I burned with spectators.

And I’m out now.
I’m not defined by him.
I’m not defined by that moment or the many that followed.
I’m not going to waste away just because you didn’t feel I was worthy of respect or security.

To YOU in particular: I’m not sorry for writing this. As you said:

“I was just in the heat of the moment, I didnt mean to do it. I didnt mean to make you feel like that, mb. You cant tell anyone though, it would hurt my Mom if it got out, it would stress her out, and I know you care for her too. And I dont wanna be known as THAT guy, because I’m not THAT guy. Do you think I broke us?”.

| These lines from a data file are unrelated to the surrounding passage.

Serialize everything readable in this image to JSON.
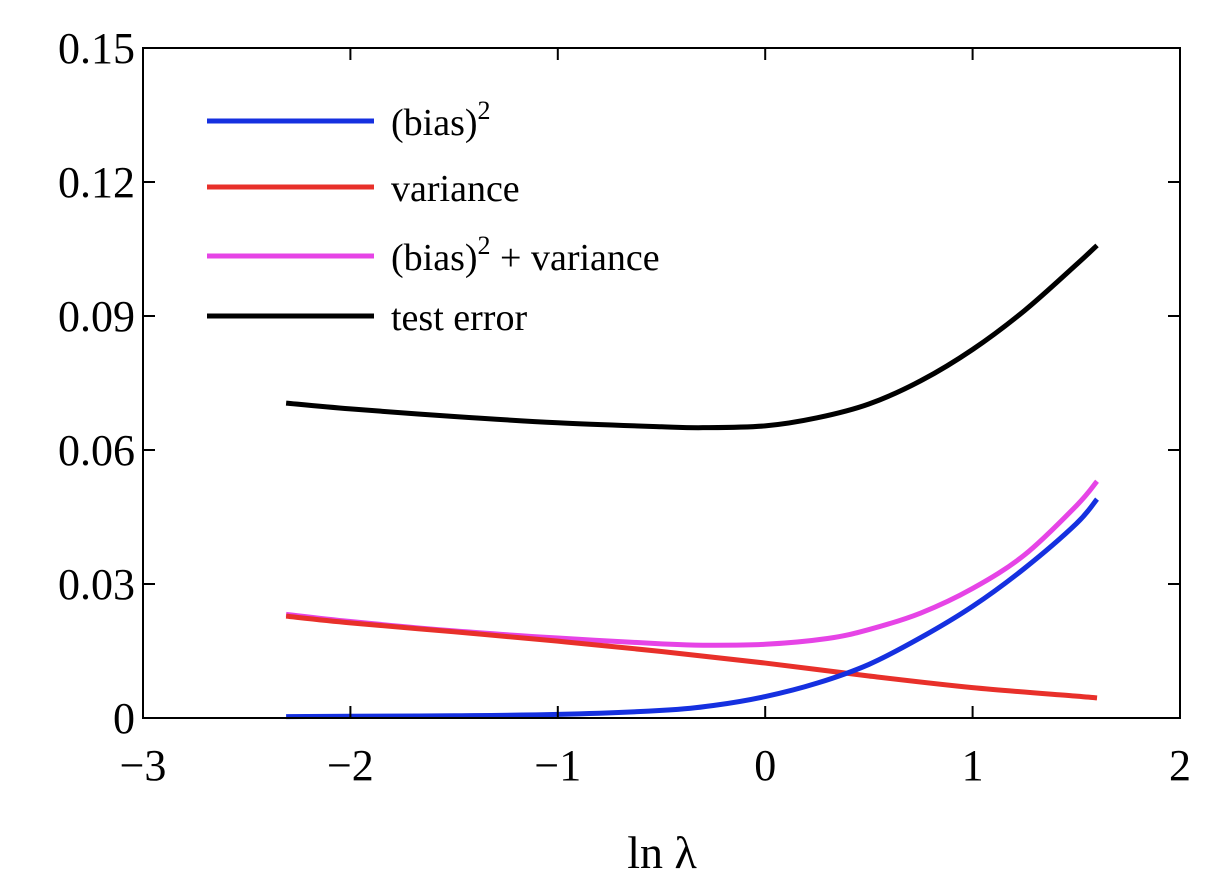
{
  "chart_data": {
    "type": "line",
    "title": "",
    "xlabel": "ln λ",
    "ylabel": "",
    "xlim": [
      -3,
      2
    ],
    "ylim": [
      0,
      0.15
    ],
    "xticks": [
      -3,
      -2,
      -1,
      0,
      1,
      2
    ],
    "xtick_labels": [
      "−3",
      "−2",
      "−1",
      "0",
      "1",
      "2"
    ],
    "yticks": [
      0,
      0.03,
      0.06,
      0.09,
      0.12,
      0.15
    ],
    "ytick_labels": [
      "0",
      "0.03",
      "0.06",
      "0.09",
      "0.12",
      "0.15"
    ],
    "grid": false,
    "legend_position": "top-left",
    "series": [
      {
        "name": "(bias)2 + variance",
        "legend_text": "(bias)",
        "legend_sup": "2",
        "legend_suffix": " + variance",
        "color": "#e644e6",
        "x": [
          -2.31,
          -2.0,
          -1.5,
          -1.0,
          -0.5,
          -0.3,
          0.0,
          0.3,
          0.5,
          0.75,
          1.0,
          1.25,
          1.5,
          1.6
        ],
        "y": [
          0.0232,
          0.0216,
          0.0195,
          0.0179,
          0.0166,
          0.0163,
          0.0165,
          0.0178,
          0.0198,
          0.0235,
          0.029,
          0.0365,
          0.0475,
          0.053
        ]
      },
      {
        "name": "variance",
        "legend_text": "variance",
        "legend_sup": "",
        "legend_suffix": "",
        "color": "#e8302a",
        "x": [
          -2.31,
          -2.0,
          -1.5,
          -1.0,
          -0.5,
          0.0,
          0.5,
          1.0,
          1.5,
          1.6
        ],
        "y": [
          0.0228,
          0.0213,
          0.0193,
          0.0172,
          0.0149,
          0.0123,
          0.0094,
          0.0068,
          0.0049,
          0.0045
        ]
      },
      {
        "name": "(bias)2",
        "legend_text": "(bias)",
        "legend_sup": "2",
        "legend_suffix": "",
        "color": "#1530e0",
        "x": [
          -2.31,
          -2.0,
          -1.5,
          -1.0,
          -0.5,
          -0.25,
          0.0,
          0.25,
          0.5,
          0.75,
          1.0,
          1.25,
          1.5,
          1.6
        ],
        "y": [
          0.0003,
          0.0004,
          0.0005,
          0.0008,
          0.0017,
          0.0028,
          0.0048,
          0.0078,
          0.012,
          0.018,
          0.025,
          0.0335,
          0.0435,
          0.049
        ]
      },
      {
        "name": "test error",
        "legend_text": "test error",
        "legend_sup": "",
        "legend_suffix": "",
        "color": "#000000",
        "x": [
          -2.31,
          -2.0,
          -1.5,
          -1.0,
          -0.5,
          -0.3,
          0.0,
          0.25,
          0.5,
          0.75,
          1.0,
          1.25,
          1.5,
          1.6
        ],
        "y": [
          0.0705,
          0.0692,
          0.0675,
          0.0661,
          0.0652,
          0.065,
          0.0654,
          0.0672,
          0.0703,
          0.0755,
          0.0825,
          0.0912,
          0.1015,
          0.1058
        ]
      }
    ],
    "legend_order": [
      "(bias)2",
      "variance",
      "(bias)2 + variance",
      "test error"
    ]
  }
}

I will not be shushed by you or the “you”.
So to you,
the “you”
and to the “after”:

f*ck you… thoroughly.

A note for reflection:

Believing a survivor doesn’t mean abandoning fairness, or ignoring the complexity of human relationships. But all too often, our first reaction is doubt—especially when the story disrupts our sense of someone we thought we knew. It’s uncomfortable. But discomfort is not a reason to look away. If we can learn to sit with that discomfort, to listen longer, and to hold compassion before judgment, we move closer to justice—not just for survivors, but for ourselves, too.

To Survivors Reading This

If you or someone you care about has experienced sexual violence, please know you are not alone—and what happened to you is not your fault. Healing is not linear, and it doesn’t have to look any particular way. If this story stirred something in you, take a moment for yourself. Breathe. Reach out if you need to. There are support lines, therapists, peers, and communities that believe you and want to help.

You are worthy of healing, of safety, and of being seen.